LUNES 23 DE OCTUBRE DE 2000

 


Ť Hermann Bellinghausen Ť

Toro tragón

Llegó el día en que el toro se comió el sol. Le traía ganas de tiempo atrás, y de un solo bocado por fin se le hizo. Con la cabellera abanderando el aire y ojos congelados de espanto, ya venía María Pestaña a toda prisa para atajarlo. Demasiado tarde, el toro hacía la digestión y apenas movía otra cosa que la mandíbula y las tripas, ahíto como estaba.

No se crea que ya por eso se acabó la luz. El día siguió; más opaco, claro. Anaranjado el cielo donde fue azul, gris la tierra café, pero aún estampada por la sombras que arrojan los cuerpos. A sus pies tenía la suya María Pestaña, y bajo las cuatro patas el toro glotón.

María Pestaña, descalza, fuerte y morena, abrazó al animal. Le puso una mano arriba del cuello y otra en el costado del vientre, donde alcanzaba a sentir el sol, tibio todavía. Su frondosa falda tehuana y su blusa arcaica cubrieron de colores y listones el dorso del toro ensimismado en las consecuencias digestivas de su antojo.

Los platanares rumorosos apuntaban al cielo, acusándolo de algo.
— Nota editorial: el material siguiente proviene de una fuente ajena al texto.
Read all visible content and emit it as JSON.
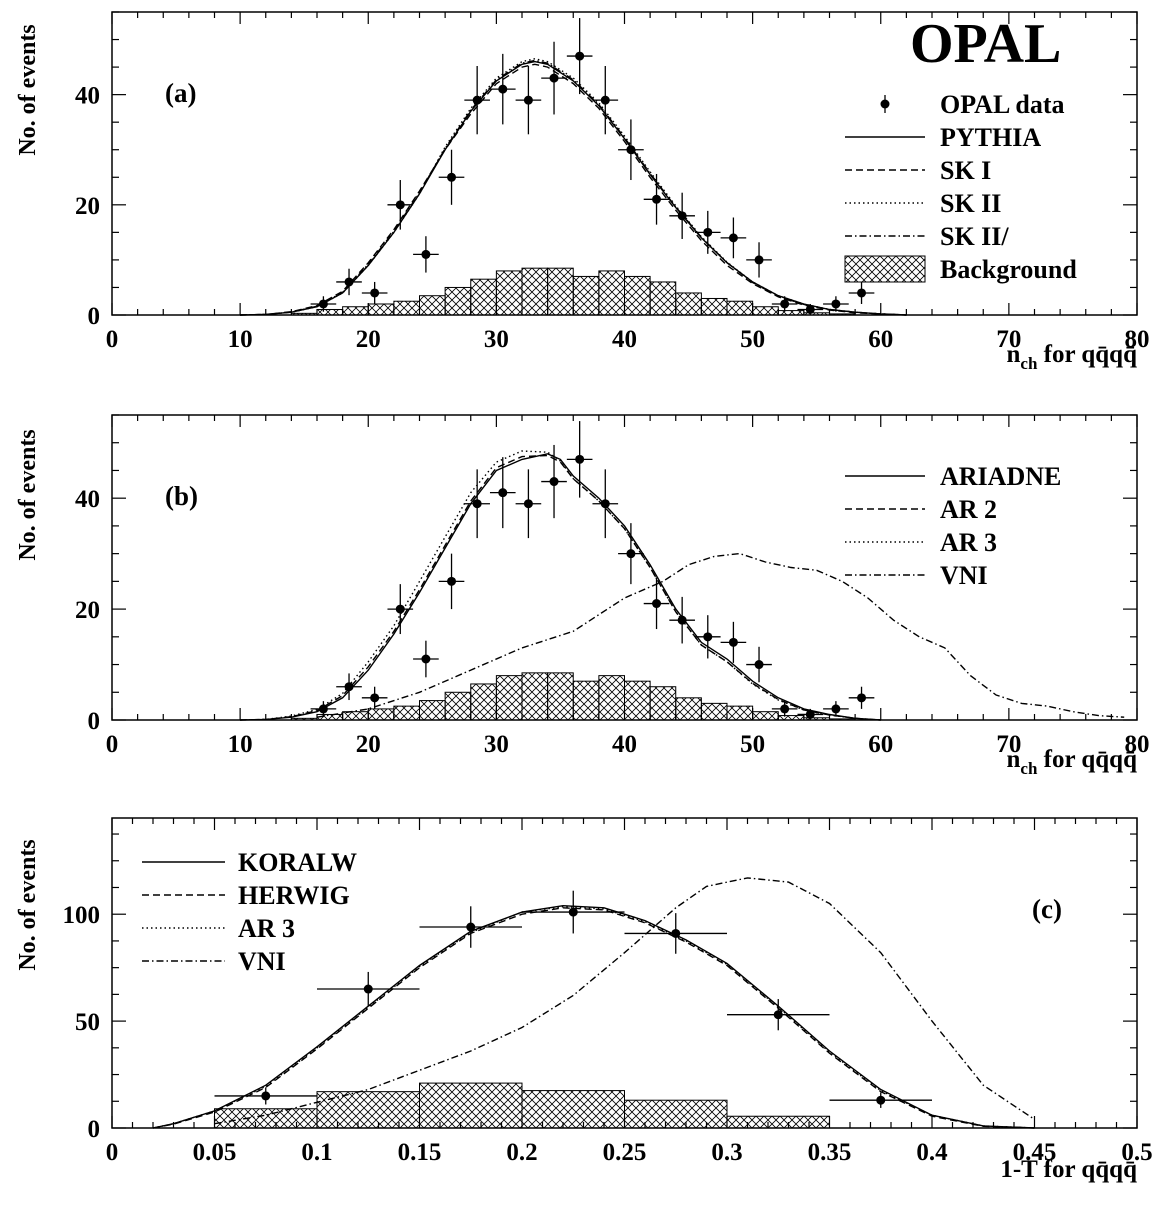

Las flores, heliotrópicas infalibles, volteaban ya sus amarillas caras en dirección al toro, pues a ellas no se les pierde el sol tan fácil.

Como sucede en esta clase de historias, asomaban en las orillas del aire los ancestros dioses, uno hombre y otro mujer, con comentarios escritos en la flor de la lengua. "Toro toro", rezaba el letrero de la diosa, "devuélvenos la carga, no mastiques nuestra casa, no te la lleves". El comentario escrito en la boca del dios iba al grano: "Pon ese sol donde estaba, inmediatamente, o de lo contrario" y tres puntos suspensivos.

Como María es un humano, no veía a los dioses, y menos los escuchaba. Su atención la acaparaba el toro. Haber sabido y no lo deja salir del potrero, a qué toro más guaje.

Ante la catástrofe que provocaba, el toro miraba al suelo sin inmutarse. La mano derecha de María, un poco más calmada, comenzó a sobarle, despacio, en círculos, el costado caliente. "Sana que sana, pedazo de idiota, saca eso de ahí que no te pertenece".

Si hubieran ustedes visto al toro, empeñado en rumiar al pobre sol, que asomaba cejas y ojos dentro del estómago sintiendo lo que Jonás, y la falta de aire. Su indolencia vacuna daba como que ansias.

María Pestaña siguió sobando. Tomó tiempo. Las divinidades ya estaban desesperándose. A eso de las cinco y media de la tarde, el toro cedió en su desmesura, aflojó la quijada en lo que parecía un bostezo, el sol escapó como de rayo y regresó acá afuera. La luz borró las caras de los dioses y sus letreros, y alcanzó a cumplir con el crepúsculo.

María Pestaña cogió al toro por los cuernos y lo condujo al corral. Ella decía: "Toro toro, qué bárbaro, eh. Me espantaste. Tan buena pastura la del rancho, y tú robando a los vecinos, pedazo de animal". El otro la seguía de mala gana, y con hambre.

 

(Este relato se inspira en el aguatinta El toro que se comió el sol, 1995, del pintor oaxaqueño Fernando Olivera. Se trata, por así decir, de una propuesta de animación.)